喫茶と読書 ひとつぶ

ひとつぶの席 9

昭和の住宅っぽいすりガラスの格子を背にしたこの席は、意外と人気があります。窓の景色も見えるし、背後も建具とはいえ、開けないので壁と同じですし。こちらの椅子は暖かそうな生地のほっこりした形です。これを買ったのはまだ暑くない時だったので、あまり考えなかったのですが、夏には少し暖かすぎる感じがするかもしれません。そういうことも考えないといけなかったんだなと後から思いました。ちょうど良い座り心地で、大好きなソファーです。色味もいい。テーブルはDIY作品。手元を照らす灯りはピンクのソファと同じものです。フットスイッチです。
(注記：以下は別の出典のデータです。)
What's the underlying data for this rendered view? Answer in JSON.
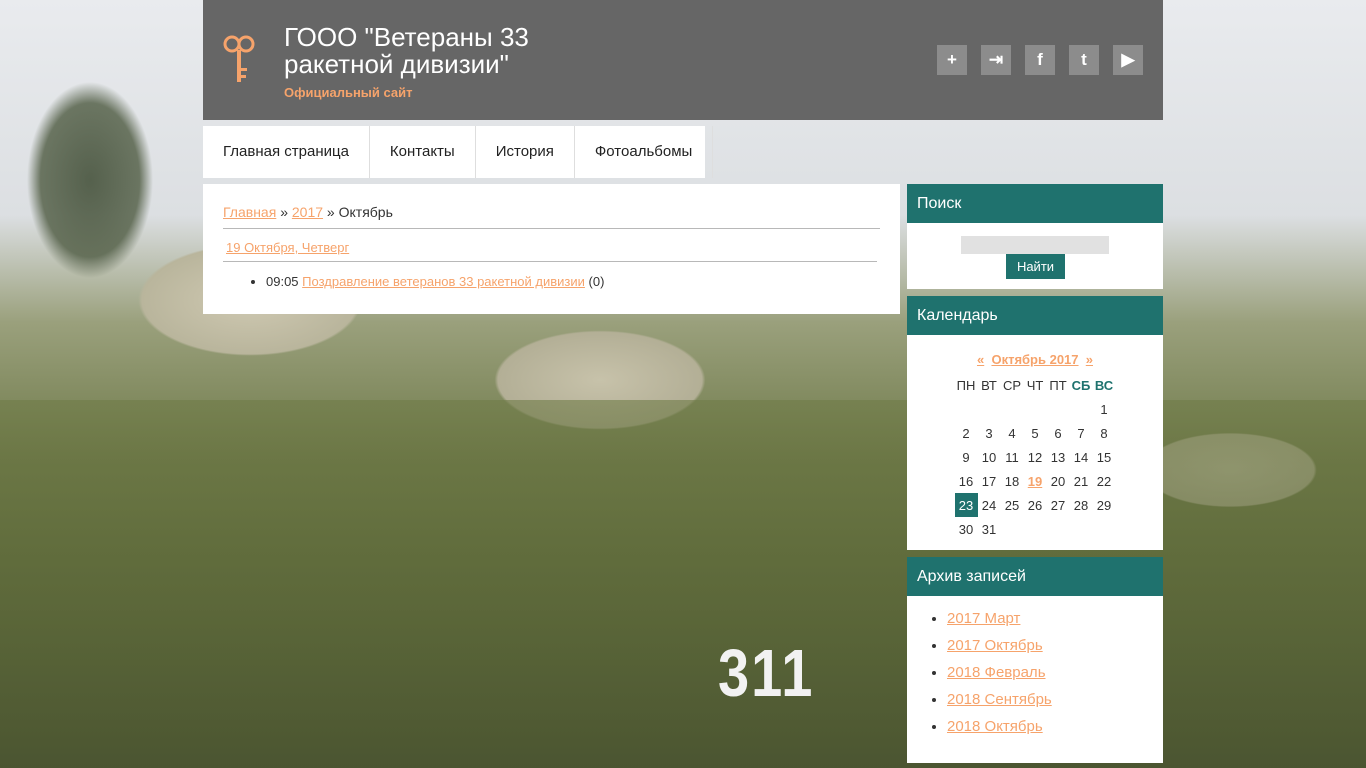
{
  "header": {
    "title": "ГООО \"Ветераны 33 ракетной дивизии\"",
    "subtitle": "Официальный сайт",
    "icons": [
      "add-user-icon",
      "login-icon",
      "facebook-icon",
      "twitter-icon",
      "youtube-icon"
    ],
    "icon_glyphs": [
      "+",
      "⇥",
      "f",
      "t",
      "▶"
    ]
  },
  "nav": {
    "items": [
      "Главная страница",
      "Контакты",
      "История",
      "Фотоальбомы"
    ]
  },
  "content": {
    "breadcrumb": {
      "home": "Главная",
      "sep1": "»",
      "year": "2017",
      "sep2": "»",
      "current": "Октябрь"
    },
    "date_heading": "19 Октября, Четверг",
    "entries": [
      {
        "time": "09:05",
        "title": "Поздравление ветеранов 33 ракетной дивизии",
        "comments": "(0)"
      }
    ]
  },
  "sidebar": {
    "search": {
      "title": "Поиск",
      "placeholder": "",
      "button_label": "Найти"
    },
    "calendar": {
      "title": "Календарь",
      "prev": "«",
      "month_label": "Октябрь 2017",
      "next": "»",
      "weekdays": [
        "ПН",
        "ВТ",
        "СР",
        "ЧТ",
        "ПТ",
        "СБ",
        "ВС"
      ],
      "weeks": [
        [
          "",
          "",
          "",
          "",
          "",
          "",
          "1"
        ],
        [
          "2",
          "3",
          "4",
          "5",
          "6",
          "7",
          "8"
        ],
        [
          "9",
          "10",
          "11",
          "12",
          "13",
          "14",
          "15"
        ],
        [
          "16",
          "17",
          "18",
          "19",
          "20",
          "21",
          "22"
        ],
        [
          "23",
          "24",
          "25",
          "26",
          "27",
          "28",
          "29"
        ],
        [
          "30",
          "31",
          "",
          "",
          "",
          "",
          ""
        ]
      ],
      "linked_day": "19",
      "today": "23"
    },
    "archive": {
      "title": "Архив записей",
      "items": [
        "2017 Март",
        "2017 Октябрь",
        "2018 Февраль",
        "2018 Сентябрь",
        "2018 Октябрь"
      ]
    }
  },
  "background": {
    "vehicle_number": "311"
  },
  "colors": {
    "header_bg": "#666666",
    "accent": "#f6a36b",
    "teal": "#1f726e"
  }
}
この席と次にご紹介する席との間には低めの本棚があります。両方の席から見えるようにと、背を上にするように本をおいてしまっています。本にとってはあまりよくない置き方だと思うのですが。ここの本は、軽くコンセプトがあって、「オリエンタリズム」「エキゾチム」というようなことなのです。ヨーロッパやアメリカという西洋があって、日本がある。私たちはいつでも西洋に憧れている。世界には他にも様々な文化があるのに。朝鮮半島や中国のような近い東洋の国、インドやタイのような南アジア。ロシア、東欧、トルコ、バルカン半島、アフリカ、中南米、太平洋の国々、オセアニア。多分西洋から見たら、日本もそれらの国と一緒の、オリエンタルでありエキゾチックな国のはず。それなのに私たちは、ともすれば自分たちは西洋の国であるような錯覚をしている時がないでしょうか。そんな日本にとって、同じ根っこを持つはずの朝鮮半島や中国の文化はエキゾチックに、さらにいえば同じ国なのに、沖縄や奄美の文化さえ異国のものとして消費しているのではないでしょうか。

80年代にはエキゾチック・ジャパンという国鉄(!)の広告がありました。郷ひろみがCMソングを歌い、高野山の密教のイメージを使っていました。バブルで浮かれていた中で、経済は西洋に追いついた、これからは文化を持たなくては、そういう時代でした。西洋が見た日本を、自ら再構成していたのです。不思議な光景です。

私は勝手に、西洋と(現実の)日本以外についての本をここに集めてみました。エジプトやペルー、バリ、ハワイなど。文明論、神話もこちらにまとめました。そして「観光」。それこそが「エキゾチック」の概念を一番体現するものだからです。あくまでも外から見物するのみ。さて、今の自分にとっての異国とはどこなのか、これはとても面白いテーマだなと思います。

昔の雑誌や本ですが、誌上で「観光」してみてください。まだ世界は広い。いつかまた、旅立てる日が来るでしょう。お店の中でも少し奥まった感じの、でも窓の外も見えて安全な感じがする。そんな席です。